Stories
Here are just a few of the letters we have received from families that have received help from The Shannon Foundation.
Katie
The Foundation helped Katie, a nine year-old girl in Rolling Prairie, Indiana. When she was two years old, Katie had a grand mal seizure that lasted 45 minutes. Over the next several months, she experienced additional seizures, and her ability to speak deteriorated rapidly. Katie was eventually diagnosed with Landau-Kleffner Syndrome, which causes seizures and results in an inability to speak. Over the following years, Katie received speech therapy and a variety of anti-seizure medications. The medications have helped to keep her seizures under control, but she has recovered only a portion of her ability to speak. Katie had recently been using an augmentative speech device at school, and had been doing well with it.

Jaden
Jaden, a one year-old boy in Upper Black Eddy, Pennsylvania, needed the Foundation's help. In January, 2009 he was diagnosed with an eye cancer called Bilateral Retinoblastoma. Jaden had multiple tumors in both eyes and had trouble seeing. He immediately began chemotherapy. Jaden's insurance would only pay for intravenous chemotherapy, not direct eye injections, which were a crucial step in his treatment. The Foundation agreed to cover the cost of the direct chemotherapy injections.

Scott
Scott, a boy from Anna, Texas, was born with Dravet Syndrome, which is a severe and highly drug-resistant seizure syndrome. Scott's doctor recommended a new drug that works very well to control his seizures, but Scott's insurance did not cover this drug, so his family had to pay for it out of pocket. Due to expenses from doctor's appointments and hospital visits, the large cost of this medicine was not affordable for Scott's family. The Foundation was able to help cover the cost of Scott's seizure medication.

Rachel
The Foundation helped Rachel, a 12 year-old girl from the near West Side of Cleveland. She has a chromosome abnormality and severe scoliosis. After spinal fusion surgery, her only hope to be able to walk normally is through intensive physical therapy. The family could not continue the physical therapy, though, after funds from their medical insurance had been exhausted. The Foundation paid for the needed physical therapy.

Julia
The Foundation paid for a specialized vest for Julia, a two year-old girl from Stow, Ohio. She and her twin brother, Tommy, have cystic fibrosis. As part of their treatment, they must do frequent airway clearance. Their doctor prescribed specialized vests to help accomplish this, each costing over $12,000. Their insurance would pay for only one unit, which they share. Due to their young age and the treatments that they need, having only one vest between the two of them placed a great hardship on the twins and their family.

Samuel
The Foundation bought specialized formula for Samuel, a two year-old boy from Broadview Heights, Ohio. He was born with multiple food allergies that prevent him from eating anything of substance. He only gets his nutrition from a formula called Neocate + 1, which costs over $1,500 per month. When the family's insurance company stopped paying for the formula, the family was unable to afford the cost, so the Foundation paid the cost.

Alesandro
The Foundation paid for a cranial helmet for Alesandro, a six month-old boy in San Antonio, Texas who had been diagnosed with plagiocephaly, an asymmetrical formation of the head. If untreated, this condition can cause serious problems as the child develops. The condition can be corrected with cranial bands or helmets, which are worn for several months until the head has developed into a normal shape. Alesandro's family could not afford the cost after Medicaid denied coverage.

Bryan
Bryan, a five year-old boy who lives in Austin, Texas, was born with a birth defect that resulted in the absence of his right ear canal, along with malformation of his right outer ear.
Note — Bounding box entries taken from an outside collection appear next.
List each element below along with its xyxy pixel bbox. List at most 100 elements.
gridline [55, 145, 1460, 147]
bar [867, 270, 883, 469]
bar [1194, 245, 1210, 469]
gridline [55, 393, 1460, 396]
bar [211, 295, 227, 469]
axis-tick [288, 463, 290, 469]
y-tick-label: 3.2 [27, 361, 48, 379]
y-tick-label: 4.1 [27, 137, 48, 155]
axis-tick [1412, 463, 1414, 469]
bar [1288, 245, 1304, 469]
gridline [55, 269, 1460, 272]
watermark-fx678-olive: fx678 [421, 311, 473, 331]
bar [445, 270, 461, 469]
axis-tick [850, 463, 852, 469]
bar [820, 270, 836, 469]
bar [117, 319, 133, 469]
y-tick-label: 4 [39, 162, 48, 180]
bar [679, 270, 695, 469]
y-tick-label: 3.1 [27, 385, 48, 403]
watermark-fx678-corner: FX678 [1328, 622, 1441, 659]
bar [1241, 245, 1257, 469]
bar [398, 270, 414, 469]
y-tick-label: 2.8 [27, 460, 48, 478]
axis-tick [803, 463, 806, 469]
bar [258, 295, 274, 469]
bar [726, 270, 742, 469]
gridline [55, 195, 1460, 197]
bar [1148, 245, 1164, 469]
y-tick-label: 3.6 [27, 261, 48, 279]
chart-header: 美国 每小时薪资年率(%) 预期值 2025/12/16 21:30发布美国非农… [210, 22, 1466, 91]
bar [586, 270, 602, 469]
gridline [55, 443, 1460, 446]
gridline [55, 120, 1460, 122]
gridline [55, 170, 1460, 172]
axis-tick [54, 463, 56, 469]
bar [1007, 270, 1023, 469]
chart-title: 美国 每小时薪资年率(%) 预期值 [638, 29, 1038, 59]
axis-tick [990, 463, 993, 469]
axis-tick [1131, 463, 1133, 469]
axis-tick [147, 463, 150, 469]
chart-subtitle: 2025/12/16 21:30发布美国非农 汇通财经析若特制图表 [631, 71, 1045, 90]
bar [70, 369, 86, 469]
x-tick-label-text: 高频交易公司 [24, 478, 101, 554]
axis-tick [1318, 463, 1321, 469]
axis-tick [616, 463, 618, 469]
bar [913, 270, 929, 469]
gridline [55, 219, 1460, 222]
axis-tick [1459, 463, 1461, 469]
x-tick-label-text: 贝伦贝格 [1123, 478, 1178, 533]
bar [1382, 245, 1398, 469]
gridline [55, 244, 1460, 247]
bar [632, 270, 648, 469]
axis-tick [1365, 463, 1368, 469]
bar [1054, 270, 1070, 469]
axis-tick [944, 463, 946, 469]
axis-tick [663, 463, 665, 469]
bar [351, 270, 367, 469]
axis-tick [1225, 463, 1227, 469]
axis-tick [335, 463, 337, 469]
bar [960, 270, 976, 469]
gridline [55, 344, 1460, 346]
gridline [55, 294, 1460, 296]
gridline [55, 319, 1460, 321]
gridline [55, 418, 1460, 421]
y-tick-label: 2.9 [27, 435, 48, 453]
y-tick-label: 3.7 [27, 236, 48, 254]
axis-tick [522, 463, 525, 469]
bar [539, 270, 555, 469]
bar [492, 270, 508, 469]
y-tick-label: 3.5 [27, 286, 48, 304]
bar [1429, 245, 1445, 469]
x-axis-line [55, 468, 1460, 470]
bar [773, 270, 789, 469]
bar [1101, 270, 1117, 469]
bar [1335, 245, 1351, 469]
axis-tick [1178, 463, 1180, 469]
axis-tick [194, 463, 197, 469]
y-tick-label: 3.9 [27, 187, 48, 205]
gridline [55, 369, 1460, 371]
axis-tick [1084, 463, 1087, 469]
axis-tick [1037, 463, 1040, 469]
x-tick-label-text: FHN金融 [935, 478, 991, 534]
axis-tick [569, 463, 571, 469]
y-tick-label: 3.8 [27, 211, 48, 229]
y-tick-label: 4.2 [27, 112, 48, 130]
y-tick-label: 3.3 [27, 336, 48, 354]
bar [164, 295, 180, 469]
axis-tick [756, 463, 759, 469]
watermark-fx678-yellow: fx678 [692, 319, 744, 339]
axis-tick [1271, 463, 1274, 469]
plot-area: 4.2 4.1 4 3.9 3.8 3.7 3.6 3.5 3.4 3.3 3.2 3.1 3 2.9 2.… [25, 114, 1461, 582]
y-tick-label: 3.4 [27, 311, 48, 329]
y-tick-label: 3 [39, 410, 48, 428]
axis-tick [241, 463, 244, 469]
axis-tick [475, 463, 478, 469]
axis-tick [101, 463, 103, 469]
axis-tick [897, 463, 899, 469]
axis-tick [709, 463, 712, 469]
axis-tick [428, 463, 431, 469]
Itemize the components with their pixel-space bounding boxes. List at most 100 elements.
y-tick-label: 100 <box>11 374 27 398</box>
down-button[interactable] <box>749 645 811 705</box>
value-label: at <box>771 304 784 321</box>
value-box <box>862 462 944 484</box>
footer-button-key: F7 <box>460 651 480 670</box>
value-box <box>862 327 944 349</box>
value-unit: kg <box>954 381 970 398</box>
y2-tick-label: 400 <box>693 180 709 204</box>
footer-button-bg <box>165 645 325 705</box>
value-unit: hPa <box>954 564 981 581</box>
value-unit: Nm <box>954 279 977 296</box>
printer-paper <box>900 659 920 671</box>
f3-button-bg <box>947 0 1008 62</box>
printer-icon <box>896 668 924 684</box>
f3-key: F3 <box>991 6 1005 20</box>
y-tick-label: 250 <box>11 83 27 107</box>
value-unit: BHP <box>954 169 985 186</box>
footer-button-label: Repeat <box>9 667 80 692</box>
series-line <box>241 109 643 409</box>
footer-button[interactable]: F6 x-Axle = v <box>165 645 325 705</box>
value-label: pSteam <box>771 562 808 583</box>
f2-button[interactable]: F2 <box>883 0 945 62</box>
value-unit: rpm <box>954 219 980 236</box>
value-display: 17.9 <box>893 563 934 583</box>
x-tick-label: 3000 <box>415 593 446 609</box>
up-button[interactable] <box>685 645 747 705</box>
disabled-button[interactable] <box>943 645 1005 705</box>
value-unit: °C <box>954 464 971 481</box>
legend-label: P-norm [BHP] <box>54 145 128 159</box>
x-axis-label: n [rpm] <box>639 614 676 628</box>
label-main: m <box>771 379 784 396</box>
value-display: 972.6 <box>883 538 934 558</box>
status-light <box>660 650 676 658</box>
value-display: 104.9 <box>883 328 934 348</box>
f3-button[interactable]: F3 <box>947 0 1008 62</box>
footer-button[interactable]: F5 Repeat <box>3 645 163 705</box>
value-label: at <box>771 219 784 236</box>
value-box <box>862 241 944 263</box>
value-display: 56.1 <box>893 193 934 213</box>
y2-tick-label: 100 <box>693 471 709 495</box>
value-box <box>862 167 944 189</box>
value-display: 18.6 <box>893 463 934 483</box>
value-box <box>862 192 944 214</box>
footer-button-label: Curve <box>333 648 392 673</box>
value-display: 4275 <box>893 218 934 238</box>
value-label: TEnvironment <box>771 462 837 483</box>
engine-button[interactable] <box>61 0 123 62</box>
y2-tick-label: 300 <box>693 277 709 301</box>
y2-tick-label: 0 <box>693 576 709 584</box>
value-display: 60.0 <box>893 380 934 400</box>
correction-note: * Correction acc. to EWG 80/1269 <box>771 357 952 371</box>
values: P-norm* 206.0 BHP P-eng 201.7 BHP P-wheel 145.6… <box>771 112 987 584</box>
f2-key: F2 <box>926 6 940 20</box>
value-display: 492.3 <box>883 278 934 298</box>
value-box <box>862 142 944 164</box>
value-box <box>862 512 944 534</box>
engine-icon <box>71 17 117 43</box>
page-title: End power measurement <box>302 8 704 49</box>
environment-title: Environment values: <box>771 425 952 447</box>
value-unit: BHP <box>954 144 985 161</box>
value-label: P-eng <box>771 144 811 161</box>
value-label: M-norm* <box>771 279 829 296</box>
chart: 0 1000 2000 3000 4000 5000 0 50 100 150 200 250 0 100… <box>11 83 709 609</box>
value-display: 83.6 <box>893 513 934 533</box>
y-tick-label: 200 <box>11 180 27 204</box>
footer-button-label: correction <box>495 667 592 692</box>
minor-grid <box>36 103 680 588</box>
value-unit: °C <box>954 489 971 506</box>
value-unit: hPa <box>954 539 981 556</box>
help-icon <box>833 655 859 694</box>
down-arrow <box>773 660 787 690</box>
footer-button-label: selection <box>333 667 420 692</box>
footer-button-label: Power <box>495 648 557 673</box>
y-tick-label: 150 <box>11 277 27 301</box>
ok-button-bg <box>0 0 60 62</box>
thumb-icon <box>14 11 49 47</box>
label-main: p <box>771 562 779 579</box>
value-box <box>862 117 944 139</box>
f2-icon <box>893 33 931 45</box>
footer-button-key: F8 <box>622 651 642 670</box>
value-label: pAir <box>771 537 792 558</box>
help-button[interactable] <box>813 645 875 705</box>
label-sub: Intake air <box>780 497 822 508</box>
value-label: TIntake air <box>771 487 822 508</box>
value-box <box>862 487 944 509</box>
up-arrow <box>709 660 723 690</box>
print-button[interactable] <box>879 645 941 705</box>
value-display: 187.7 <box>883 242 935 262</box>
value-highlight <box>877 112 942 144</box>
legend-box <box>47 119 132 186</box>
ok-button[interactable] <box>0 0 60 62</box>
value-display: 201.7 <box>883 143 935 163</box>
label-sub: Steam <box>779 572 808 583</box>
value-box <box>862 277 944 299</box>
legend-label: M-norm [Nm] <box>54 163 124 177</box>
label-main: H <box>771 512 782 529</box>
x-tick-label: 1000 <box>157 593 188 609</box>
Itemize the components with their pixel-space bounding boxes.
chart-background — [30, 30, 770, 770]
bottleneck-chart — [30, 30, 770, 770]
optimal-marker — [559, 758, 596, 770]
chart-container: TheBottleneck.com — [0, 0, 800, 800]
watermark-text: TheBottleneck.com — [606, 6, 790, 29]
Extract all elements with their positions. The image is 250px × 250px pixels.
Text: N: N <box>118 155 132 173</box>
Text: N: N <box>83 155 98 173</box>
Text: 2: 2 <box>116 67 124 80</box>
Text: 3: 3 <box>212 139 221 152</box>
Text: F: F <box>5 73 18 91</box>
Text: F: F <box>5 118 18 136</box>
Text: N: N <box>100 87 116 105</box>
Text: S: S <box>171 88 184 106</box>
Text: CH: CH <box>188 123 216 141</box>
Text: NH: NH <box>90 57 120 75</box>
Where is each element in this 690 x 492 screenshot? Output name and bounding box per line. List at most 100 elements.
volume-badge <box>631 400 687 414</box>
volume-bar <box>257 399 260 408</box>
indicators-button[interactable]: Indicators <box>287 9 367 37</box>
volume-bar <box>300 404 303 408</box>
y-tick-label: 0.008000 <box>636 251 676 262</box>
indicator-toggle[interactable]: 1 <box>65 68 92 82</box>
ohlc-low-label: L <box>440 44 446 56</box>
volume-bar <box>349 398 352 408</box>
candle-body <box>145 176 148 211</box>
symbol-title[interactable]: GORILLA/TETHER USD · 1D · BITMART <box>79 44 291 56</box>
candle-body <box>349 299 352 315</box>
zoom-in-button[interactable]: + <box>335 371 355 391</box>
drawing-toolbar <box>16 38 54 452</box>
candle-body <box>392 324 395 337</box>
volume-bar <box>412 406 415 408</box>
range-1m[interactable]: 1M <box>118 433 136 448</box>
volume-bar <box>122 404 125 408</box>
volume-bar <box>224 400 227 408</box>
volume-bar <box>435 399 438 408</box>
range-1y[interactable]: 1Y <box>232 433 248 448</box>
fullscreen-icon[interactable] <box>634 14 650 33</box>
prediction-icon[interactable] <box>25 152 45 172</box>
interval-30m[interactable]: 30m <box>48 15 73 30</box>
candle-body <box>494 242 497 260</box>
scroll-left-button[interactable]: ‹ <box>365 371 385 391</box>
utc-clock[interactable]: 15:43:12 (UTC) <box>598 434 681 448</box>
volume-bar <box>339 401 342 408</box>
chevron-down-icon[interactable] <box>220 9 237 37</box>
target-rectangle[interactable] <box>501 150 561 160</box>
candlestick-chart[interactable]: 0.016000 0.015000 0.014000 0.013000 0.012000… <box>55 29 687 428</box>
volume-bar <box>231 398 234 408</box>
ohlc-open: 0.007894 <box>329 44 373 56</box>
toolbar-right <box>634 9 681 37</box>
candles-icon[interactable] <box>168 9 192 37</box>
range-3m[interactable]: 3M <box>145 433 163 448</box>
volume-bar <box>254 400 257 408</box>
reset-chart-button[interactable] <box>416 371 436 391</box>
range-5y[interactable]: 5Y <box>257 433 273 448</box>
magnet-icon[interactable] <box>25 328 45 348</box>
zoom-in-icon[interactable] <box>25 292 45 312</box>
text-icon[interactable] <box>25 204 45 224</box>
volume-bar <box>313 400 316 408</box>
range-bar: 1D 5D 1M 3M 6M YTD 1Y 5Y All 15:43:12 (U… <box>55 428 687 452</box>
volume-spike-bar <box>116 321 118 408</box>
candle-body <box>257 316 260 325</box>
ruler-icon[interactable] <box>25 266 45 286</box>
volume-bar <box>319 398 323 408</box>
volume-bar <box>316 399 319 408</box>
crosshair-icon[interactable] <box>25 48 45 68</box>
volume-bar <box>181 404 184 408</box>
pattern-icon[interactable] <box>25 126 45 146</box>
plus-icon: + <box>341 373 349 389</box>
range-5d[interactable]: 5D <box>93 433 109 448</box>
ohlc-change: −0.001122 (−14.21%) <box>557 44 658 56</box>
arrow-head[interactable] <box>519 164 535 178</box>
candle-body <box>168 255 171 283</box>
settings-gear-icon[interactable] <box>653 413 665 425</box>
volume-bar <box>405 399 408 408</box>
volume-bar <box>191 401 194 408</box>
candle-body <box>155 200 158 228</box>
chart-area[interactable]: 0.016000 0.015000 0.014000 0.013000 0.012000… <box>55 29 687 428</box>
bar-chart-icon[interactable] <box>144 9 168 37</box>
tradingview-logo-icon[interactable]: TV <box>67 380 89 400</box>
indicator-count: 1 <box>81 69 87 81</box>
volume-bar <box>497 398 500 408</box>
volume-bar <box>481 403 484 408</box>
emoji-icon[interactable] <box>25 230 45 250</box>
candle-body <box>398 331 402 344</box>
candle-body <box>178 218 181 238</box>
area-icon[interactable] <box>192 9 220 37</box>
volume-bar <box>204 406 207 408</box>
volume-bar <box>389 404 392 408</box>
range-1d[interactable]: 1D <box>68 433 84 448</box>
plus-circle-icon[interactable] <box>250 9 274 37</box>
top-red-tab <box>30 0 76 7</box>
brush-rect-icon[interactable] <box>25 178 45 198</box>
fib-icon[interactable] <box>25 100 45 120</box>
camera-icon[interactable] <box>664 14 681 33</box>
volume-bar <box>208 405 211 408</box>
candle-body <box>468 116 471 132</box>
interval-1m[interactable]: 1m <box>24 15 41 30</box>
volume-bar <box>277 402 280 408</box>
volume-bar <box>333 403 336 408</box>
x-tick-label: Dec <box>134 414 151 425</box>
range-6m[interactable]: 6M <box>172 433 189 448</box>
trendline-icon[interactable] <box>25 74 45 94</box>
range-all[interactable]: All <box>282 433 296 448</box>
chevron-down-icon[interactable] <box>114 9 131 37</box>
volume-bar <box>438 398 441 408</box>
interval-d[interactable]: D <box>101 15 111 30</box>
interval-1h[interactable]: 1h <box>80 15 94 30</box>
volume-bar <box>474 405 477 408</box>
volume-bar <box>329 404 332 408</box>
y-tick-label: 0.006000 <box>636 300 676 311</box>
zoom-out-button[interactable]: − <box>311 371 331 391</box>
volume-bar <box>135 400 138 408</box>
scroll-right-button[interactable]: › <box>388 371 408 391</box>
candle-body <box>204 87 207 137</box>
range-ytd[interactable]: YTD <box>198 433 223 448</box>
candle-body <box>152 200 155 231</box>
Bryan has no hearing in his right ear. Bryan's parents were told by doctors that Bryan will need surgery to aid his hearing. A specialist concluded that Bryan is still too young for surgery, and the best route to aid his hearing would be a BAHA4 (bone anchored hearing aid) to be held in place by a headband specially designed for this sound processor. The retail price for a BAHA4 processor is around $7,200. The Children's Ear Nose & Throat Center in Austin offered a significant discount, and the family was able to obtain additional assistance from The Children's Hearing Aid of Texas program and the First Hand Foundation, but a funding gap of $2,000 remained. The Shannon Foundation paid this last $2,000 and Bryan was able to get his BAHA4, shown being worn by Bryan in this photo. Bryan can now hear out of his right ear, and his family continues to follow up with his medical care while awaiting the time for his surgery as he grows. Bryan's social worker reports that Bryan is now thriving in school.